Uno studio della Supsi quantifica l’impatto del settore sull’economia ticinese. Tra le sfide principali la concorrenza estera, l’online e la demografia
Un lungo elenco di dati, molti grafici e diverse tabelle. Numeri, quelli contenuti in uno studio della Supsi, che danno l’idea di quanto sia importante il settore del commercio al dettaglio in Ticino. Già, perché l’obiettivo della ricerca realizzata dal professore Carmine Garzia e da Mattia Bedolla – basato sui dati del 2023, quelli più recenti attualmente disponibili – era proprio quello di quantificare il contributo di questo comparto alla crescita economica del territorio. Contributo che si articola attraverso diverse voci: il gettito fiscale, l’occupazione, gli investimenti e le relazioni con i fornitori locali. Contribuito al territorio, ma pure sfide all’orizzonte. Sfide che per il commercio al dettaglio si traducono nella concorrenza del commercio online, controllato prevalentemente da multinazionali americane e asiatiche, e da una dinamica demografica sfavorevole che prevede una crescita piuttosto contenuta della popolazione residente.
“Nel complesso – si legge nello studio realizzato da Grazia e Bedolla – il commercio al dettaglio rappresenta un settore strategico per l’economia cantonale in grado di generare reddito e occupazione, ma anche per il contributo alla coesione sociale, alla formazione dei giovani e al sostegno”.

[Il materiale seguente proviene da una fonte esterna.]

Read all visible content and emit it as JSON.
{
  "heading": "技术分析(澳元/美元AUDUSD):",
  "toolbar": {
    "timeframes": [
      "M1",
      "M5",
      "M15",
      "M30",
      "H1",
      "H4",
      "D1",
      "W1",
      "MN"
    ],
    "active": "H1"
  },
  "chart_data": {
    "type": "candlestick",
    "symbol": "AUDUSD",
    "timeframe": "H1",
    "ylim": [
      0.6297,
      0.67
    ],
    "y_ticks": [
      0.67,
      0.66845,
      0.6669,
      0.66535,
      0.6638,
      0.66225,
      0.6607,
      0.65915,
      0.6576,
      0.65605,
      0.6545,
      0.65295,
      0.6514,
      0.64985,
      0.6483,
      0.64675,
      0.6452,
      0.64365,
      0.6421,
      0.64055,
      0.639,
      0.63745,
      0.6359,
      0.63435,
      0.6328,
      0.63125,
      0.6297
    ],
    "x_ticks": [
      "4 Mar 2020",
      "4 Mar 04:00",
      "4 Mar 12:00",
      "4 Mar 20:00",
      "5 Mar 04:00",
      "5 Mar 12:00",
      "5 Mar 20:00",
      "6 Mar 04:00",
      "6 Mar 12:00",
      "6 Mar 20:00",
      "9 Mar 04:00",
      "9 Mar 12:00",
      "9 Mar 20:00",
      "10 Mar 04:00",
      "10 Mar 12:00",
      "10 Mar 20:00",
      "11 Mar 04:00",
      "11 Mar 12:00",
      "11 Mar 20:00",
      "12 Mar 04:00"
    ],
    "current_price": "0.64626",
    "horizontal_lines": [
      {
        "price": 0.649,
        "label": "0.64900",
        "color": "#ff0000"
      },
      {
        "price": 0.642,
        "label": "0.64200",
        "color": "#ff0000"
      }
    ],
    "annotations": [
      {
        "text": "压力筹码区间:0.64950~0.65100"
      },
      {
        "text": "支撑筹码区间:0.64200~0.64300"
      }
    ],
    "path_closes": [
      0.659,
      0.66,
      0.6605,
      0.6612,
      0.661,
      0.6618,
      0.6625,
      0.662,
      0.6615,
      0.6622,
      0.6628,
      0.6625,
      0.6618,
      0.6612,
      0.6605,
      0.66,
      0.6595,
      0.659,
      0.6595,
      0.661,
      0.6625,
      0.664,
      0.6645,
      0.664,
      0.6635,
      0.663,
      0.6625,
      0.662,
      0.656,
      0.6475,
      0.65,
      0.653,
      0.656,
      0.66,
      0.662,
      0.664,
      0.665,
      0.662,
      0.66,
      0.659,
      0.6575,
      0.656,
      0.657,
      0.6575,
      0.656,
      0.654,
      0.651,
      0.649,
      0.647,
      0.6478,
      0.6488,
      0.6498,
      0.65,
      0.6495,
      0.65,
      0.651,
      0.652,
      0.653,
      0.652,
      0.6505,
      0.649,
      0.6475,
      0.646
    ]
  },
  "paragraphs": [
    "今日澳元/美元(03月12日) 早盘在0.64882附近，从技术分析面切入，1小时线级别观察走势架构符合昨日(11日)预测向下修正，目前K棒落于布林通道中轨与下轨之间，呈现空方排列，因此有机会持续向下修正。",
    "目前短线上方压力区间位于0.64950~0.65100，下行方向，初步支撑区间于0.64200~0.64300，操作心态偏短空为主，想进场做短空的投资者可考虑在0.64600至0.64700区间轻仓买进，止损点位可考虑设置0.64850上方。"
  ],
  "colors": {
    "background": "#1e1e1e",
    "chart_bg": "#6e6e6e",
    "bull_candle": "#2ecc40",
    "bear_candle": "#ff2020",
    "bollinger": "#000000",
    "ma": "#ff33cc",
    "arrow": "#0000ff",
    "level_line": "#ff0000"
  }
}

Il commercio, considerando sia quello all’ingrosso che quello al dettaglio come anche gli autoveicoli e i motocicli, rappresenta l’86,5% dell’intero settore terziario. Afferma lo studio: “Il settore del commercio esercita un’influenza significativa sulla creazione di valore all’interno del territorio di riferimento. Il commercio, oltre a generare occupazione, stimola lo sviluppo di altri settori correlati con l’edilizia e la pubblicità, sostiene i produttori locali e finanzia iniziative volte a rafforzare il tessuto sociale e a favorire il benessere della comunità attraverso il finanziamento di politiche relative alla sostenibilità.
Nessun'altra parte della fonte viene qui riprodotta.